Die dritte Unterstudie basiert auf Interviews mit 18 Ärzten zur Einführung einer neuen, teuren Behandlung für Mukoviszidose im Jahr 2022. Zwei Hauptbefunde werden beschrieben: Ärzte verhandeln den Inhalt klinischer Leitlinien in ihren Begegnungen mit Patienten und sie interpretieren die Behandlungskosten so, dass sie die Therapie weiterhin anbieten können – selbst wenn die Wirkung ungewiss ist – anstatt sie abzubrechen.

Schlussfolgerungen

Die Arbeit erhöht das Verständnis der Herausforderungen bei der Prioritätensetzung, die mit teuren Arzneimitteln für seltene Krankheiten verbunden sind. Die Ergebnisse zeigen, dass Ärzte oft mit schwierigen Situationen konfrontiert sind, wenn sie übergeordnete Prioritäten in der klinischen Praxis umsetzen, insbesondere wenn die Kosten und die Konsequenzen für andere Patientengruppen unklar sind.

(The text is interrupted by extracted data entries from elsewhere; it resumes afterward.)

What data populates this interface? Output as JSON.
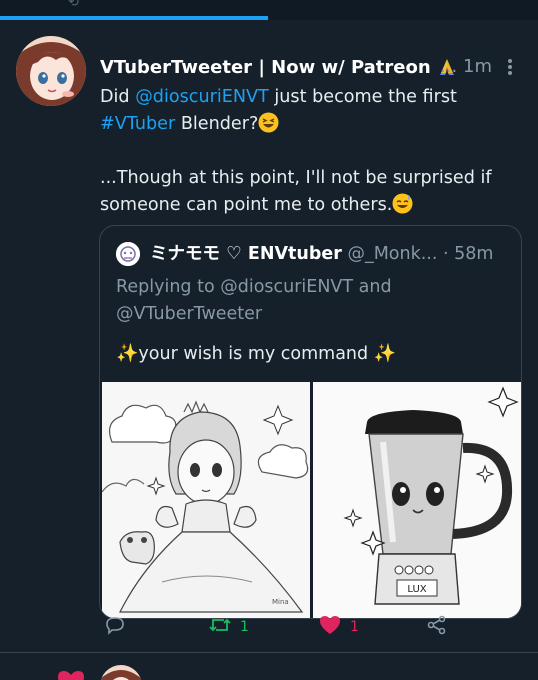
{
  "tweet": {
    "author_name": "VTuberTweeter | Now w/ Patreon",
    "overflow": "...",
    "time": "1m",
    "body_lines": [
      "Did",
      "@dioscuriENVT",
      "just become the first",
      "#VTuber",
      "Blender?",
      "...Though at this point, I'll not be surprised if",
      "someone can point me to others."
    ]
  },
  "quoted": {
    "author_name": "ミナモモ ♡ ENVtuber",
    "handle": "@_Monk...",
    "time": "· 58m",
    "replying_line1": "Replying to @dioscuriENVT and",
    "replying_line2": "@VTuberTweeter",
    "text": "your wish is my command",
    "blender_label": "LUX",
    "signature": "Mina"
  },
  "actions": {
    "retweet_count": "1",
    "like_count": "1"
  },
  "colors": {
    "background": "#15202b",
    "link": "#1da1f2",
    "muted": "#8899a6",
    "retweet": "#17bf63",
    "like": "#e0245e",
    "border": "#38444d"
  }
}
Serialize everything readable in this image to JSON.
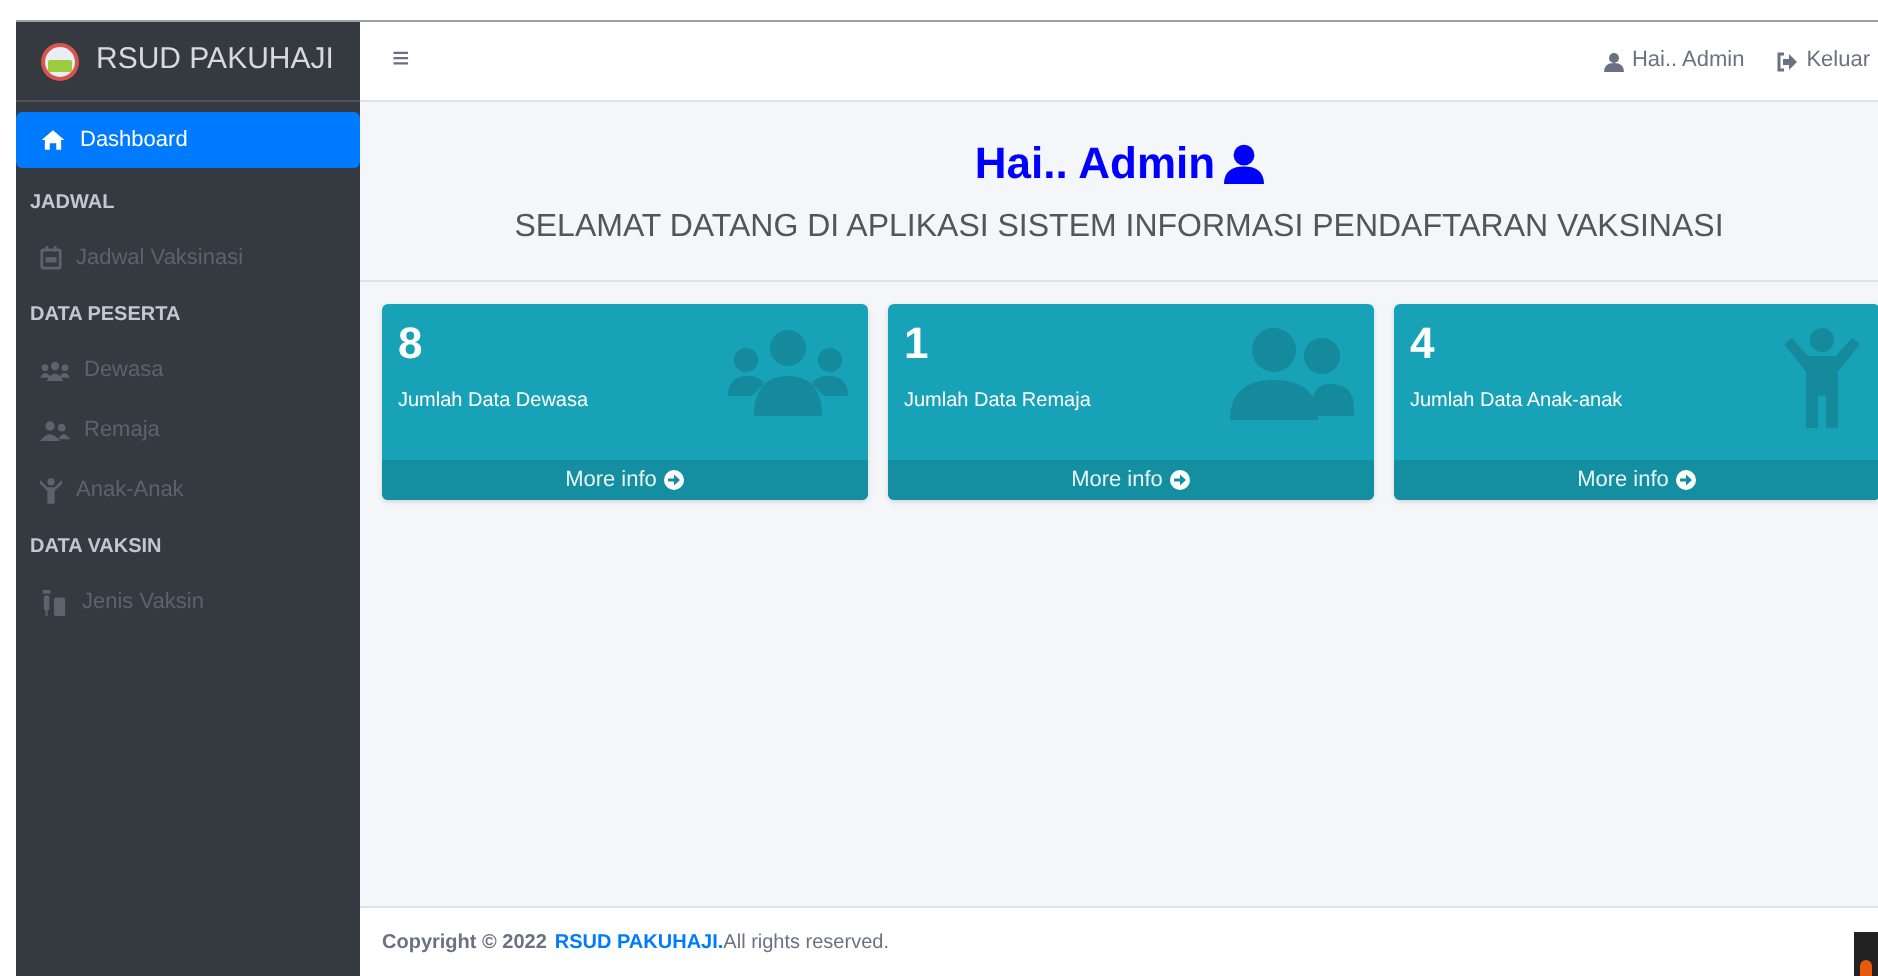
{
  "sidebar": {
    "brand": "RSUD PAKUHAJI",
    "items": [
      {
        "kind": "item",
        "label": "Dashboard",
        "selected": true
      },
      {
        "kind": "header",
        "label": "JADWAL"
      },
      {
        "kind": "item",
        "label": "Jadwal Vaksinasi",
        "selected": false
      },
      {
        "kind": "header",
        "label": "DATA PESERTA"
      },
      {
        "kind": "item",
        "label": "Dewasa",
        "selected": false
      },
      {
        "kind": "item",
        "label": "Remaja",
        "selected": false
      },
      {
        "kind": "item",
        "label": "Anak-Anak",
        "selected": false
      },
      {
        "kind": "header",
        "label": "DATA VAKSIN"
      },
      {
        "kind": "item",
        "label": "Jenis Vaksin",
        "selected": false
      }
    ]
  },
  "topbar": {
    "menu": "≡",
    "user": "Hai.. Admin",
    "logout": "Keluar"
  },
  "welcome": {
    "title": "Hai.. Admin",
    "subtitle": "SELAMAT DATANG DI APLIKASI SISTEM INFORMASI PENDAFTARAN VAKSINASI"
  },
  "cards": [
    {
      "value": "8",
      "label": "Jumlah Data Dewasa",
      "link": "More info"
    },
    {
      "value": "1",
      "label": "Jumlah Data Remaja",
      "link": "More info"
    },
    {
      "value": "4",
      "label": "Jumlah Data Anak-anak",
      "link": "More info"
    }
  ],
  "footer": {
    "prefix": "Copyright © 2022",
    "link": "RSUD PAKUHAJI.",
    "suffix": "All rights reserved."
  }
}
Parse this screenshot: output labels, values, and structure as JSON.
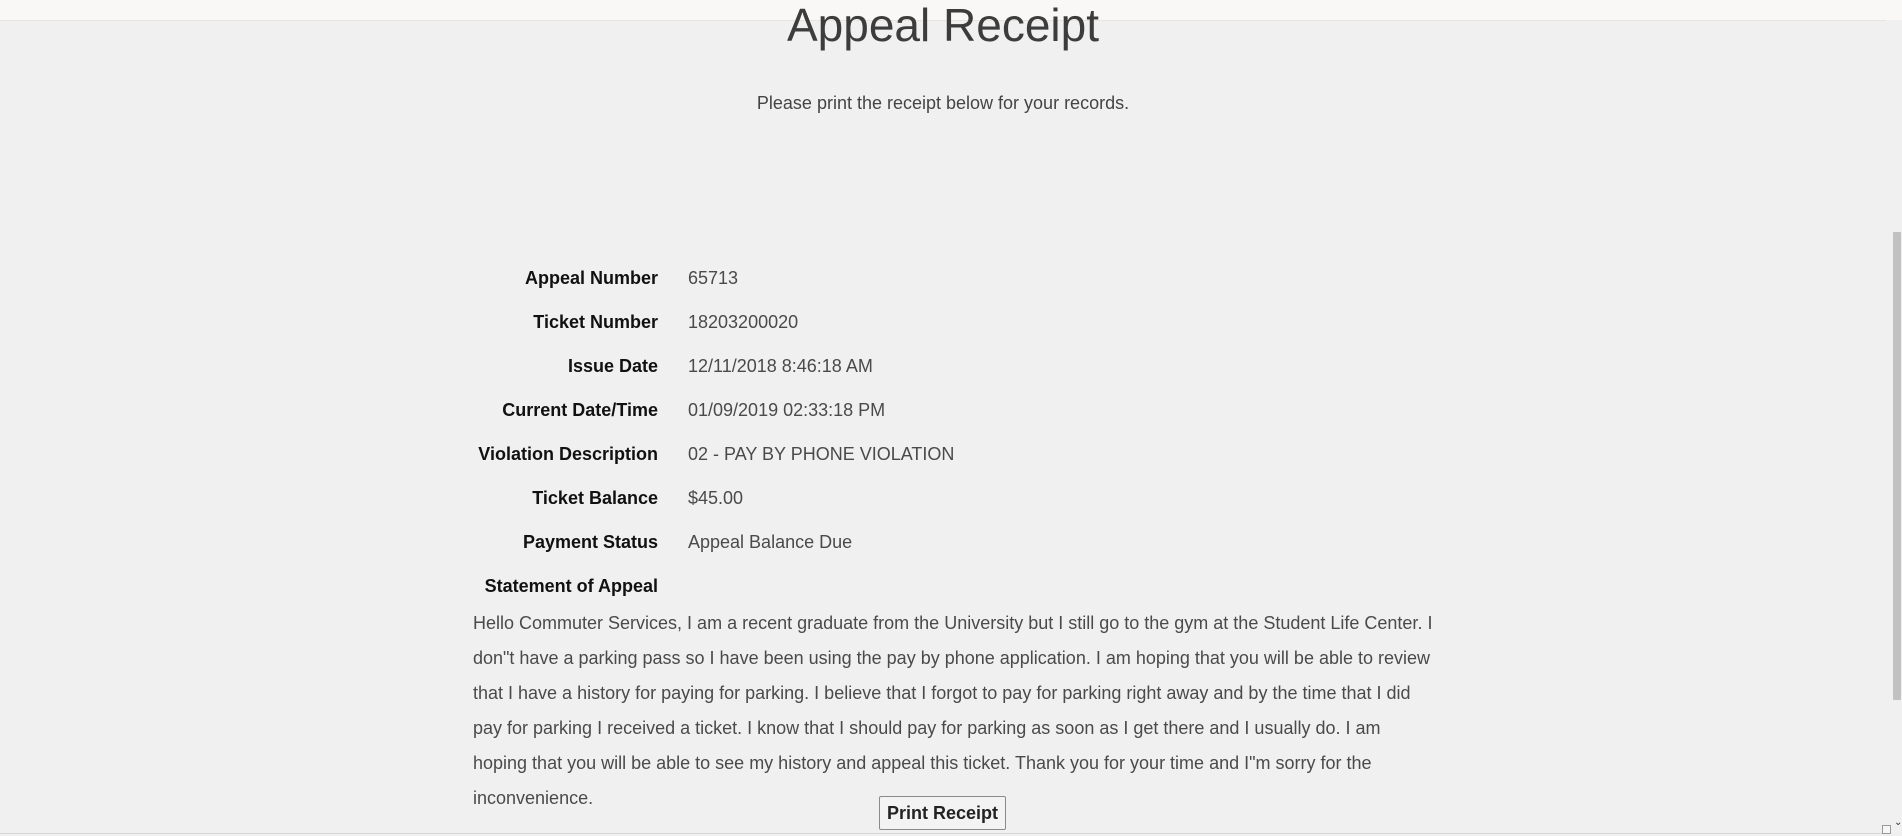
{
  "page": {
    "title": "Appeal Receipt",
    "subtitle": "Please print the receipt below for your records."
  },
  "receipt": {
    "rows": [
      {
        "label": "Appeal Number",
        "value": "65713"
      },
      {
        "label": "Ticket Number",
        "value": "18203200020"
      },
      {
        "label": "Issue Date",
        "value": "12/11/2018 8:46:18 AM"
      },
      {
        "label": "Current Date/Time",
        "value": "01/09/2019 02:33:18 PM"
      },
      {
        "label": "Violation Description",
        "value": "02 - PAY BY PHONE VIOLATION"
      },
      {
        "label": "Ticket Balance",
        "value": "$45.00"
      },
      {
        "label": "Payment Status",
        "value": "Appeal Balance Due"
      }
    ],
    "statement_label": "Statement of Appeal",
    "statement_text": "Hello Commuter Services, I am a recent graduate from the University but I still go to the gym at the Student Life Center. I don\"t have a parking pass so I have been using the pay by phone application. I am hoping that you will be able to review that I have a history for paying for parking. I believe that I forgot to pay for parking right away and by the time that I did pay for parking I received a ticket. I know that I should pay for parking as soon as I get there and I usually do. I am hoping that you will be able to see my history and appeal this ticket. Thank you for your time and I\"m sorry for the inconvenience."
  },
  "actions": {
    "print_label": "Print Receipt"
  }
}
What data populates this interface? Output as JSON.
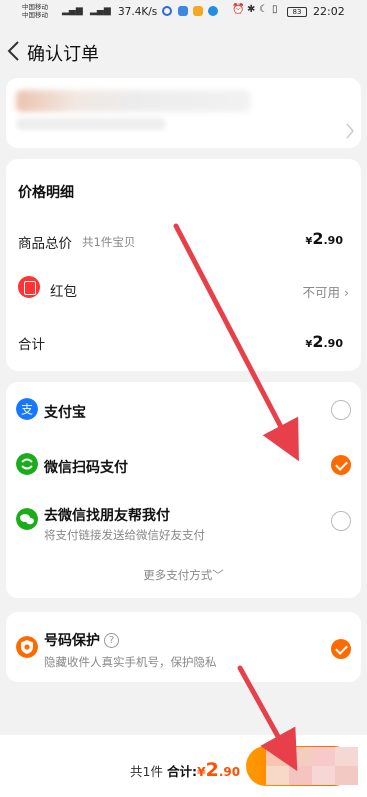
{
  "status_bar": {
    "carrier_1": "中国移动",
    "carrier_2": "中国移动",
    "net_speed": "37.4K/s",
    "battery": "83",
    "time": "22:02"
  },
  "header": {
    "title": "确认订单"
  },
  "price_detail": {
    "title": "价格明细",
    "goods_total_label": "商品总价",
    "goods_count": "共1件宝贝",
    "goods_total": {
      "currency": "¥",
      "int": "2",
      "dec": ".90"
    },
    "red_packet_label": "红包",
    "red_packet_status": "不可用",
    "total_label": "合计",
    "total": {
      "currency": "¥",
      "int": "2",
      "dec": ".90"
    }
  },
  "payment": {
    "methods": [
      {
        "label": "支付宝",
        "icon": "alipay-icon",
        "selected": false
      },
      {
        "label": "微信扫码支付",
        "icon": "wechat-scan-icon",
        "selected": true
      },
      {
        "label": "去微信找朋友帮我付",
        "sub": "将支付链接发送给微信好友支付",
        "icon": "wechat-friend-icon",
        "selected": false
      }
    ],
    "more": "更多支付方式"
  },
  "number_protect": {
    "label": "号码保护",
    "help": "?",
    "desc": "隐藏收件人真实手机号，保护隐私",
    "checked": true
  },
  "bottom": {
    "count": "共1件",
    "total_label": "合计:",
    "total": {
      "currency": "¥",
      "int": "2",
      "dec": ".90"
    },
    "submit_label": "提"
  },
  "colors": {
    "accent": "#ff6a00",
    "price_accent": "#ff5000",
    "annotation_arrow": "#e8404a",
    "alipay": "#1677ff",
    "wechat": "#1aad19"
  }
}
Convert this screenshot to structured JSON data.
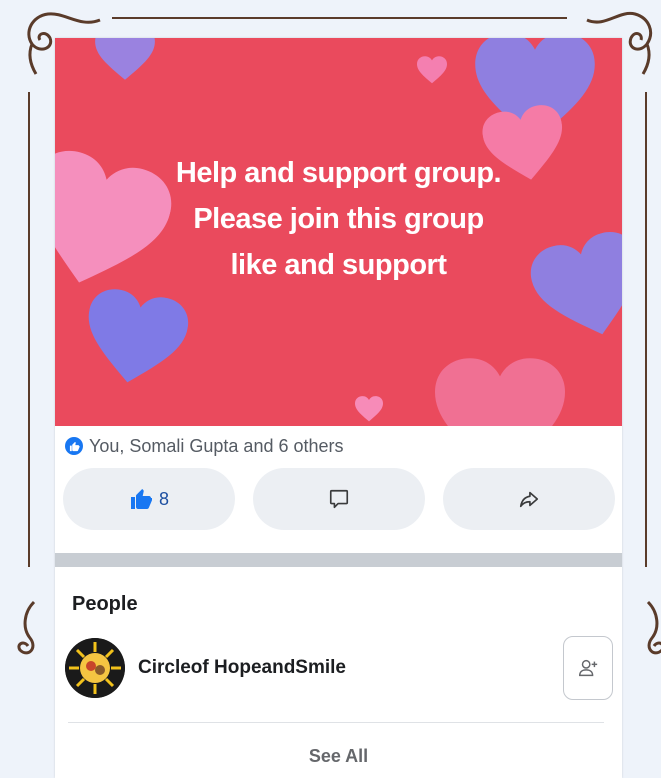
{
  "banner": {
    "line1": "Help and support group.",
    "line2": "Please join this group",
    "line3": "like and support",
    "background": "#ea4a5d"
  },
  "reactions": {
    "icon": "like-icon",
    "text": "You, Somali Gupta and 6 others"
  },
  "actions": {
    "like_count": "8",
    "like_icon": "thumbs-up-icon",
    "comment_icon": "comment-icon",
    "share_icon": "share-icon",
    "accent": "#1877f2"
  },
  "people": {
    "title": "People",
    "items": [
      {
        "name": "Circleof HopeandSmile",
        "action_icon": "add-friend-icon"
      }
    ],
    "see_all": "See All"
  }
}
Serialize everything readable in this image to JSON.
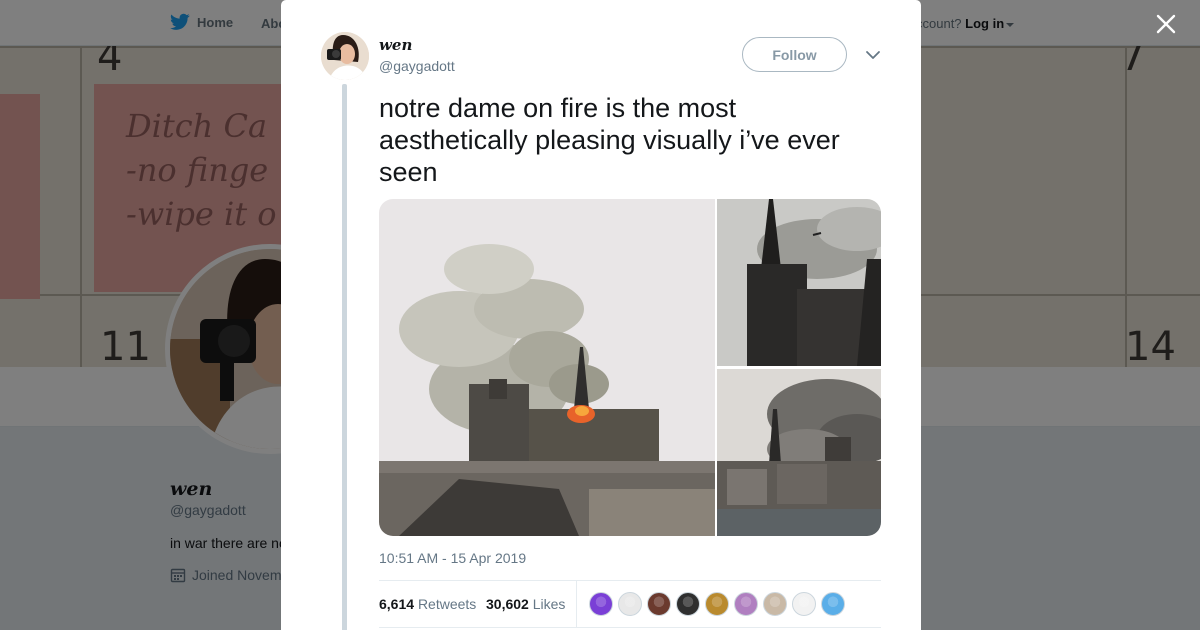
{
  "nav": {
    "home_label": "Home",
    "about_label": "Abo",
    "account_prompt": "ccount?",
    "login_label": "Log in"
  },
  "banner": {
    "dates": [
      "4",
      "7",
      "11",
      "14"
    ],
    "note_lines": [
      "Ditch Ca",
      "-no finge",
      "-wipe it o"
    ]
  },
  "profile": {
    "display_name": "wen",
    "handle": "@gaygadott",
    "bio": "in war there are no",
    "joined": "Joined Novem"
  },
  "tweet": {
    "display_name": "wen",
    "handle": "@gaygadott",
    "follow_label": "Follow",
    "text": "notre dame on fire is the most aesthetically pleasing visually i’ve ever seen",
    "timestamp": "10:51 AM - 15 Apr 2019",
    "retweets_count": "6,614",
    "retweets_label": "Retweets",
    "likes_count": "30,602",
    "likes_label": "Likes",
    "liker_colors": [
      "#7a3fd6",
      "#e8e8e8",
      "#6b3a2e",
      "#2f2f2f",
      "#b98a2e",
      "#b07fc0",
      "#c9b9a6",
      "#f2f2f2",
      "#5aaee8"
    ]
  },
  "colors": {
    "twitter_blue": "#1da1f2",
    "text_primary": "#14171a",
    "text_secondary": "#657786"
  }
}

Diese Erkenntnisse können daher die Weiterentwicklung von Prioritätenwerkzeugen im Gesundheitssystem unterstützen. Mehr Transparenz bei Preisverhandlungen und klarere, evidenzbasierte Kriterien in klinischen Leitlinien für teure Arzneimittel können Ärzten besser helfen, wenn sie unsichere Behandlungseffekte navigieren, während sie gleichzeitig zu einer gerechteren und transparenteren Prioritätensetzung im Gesundheitsdienst beitragen.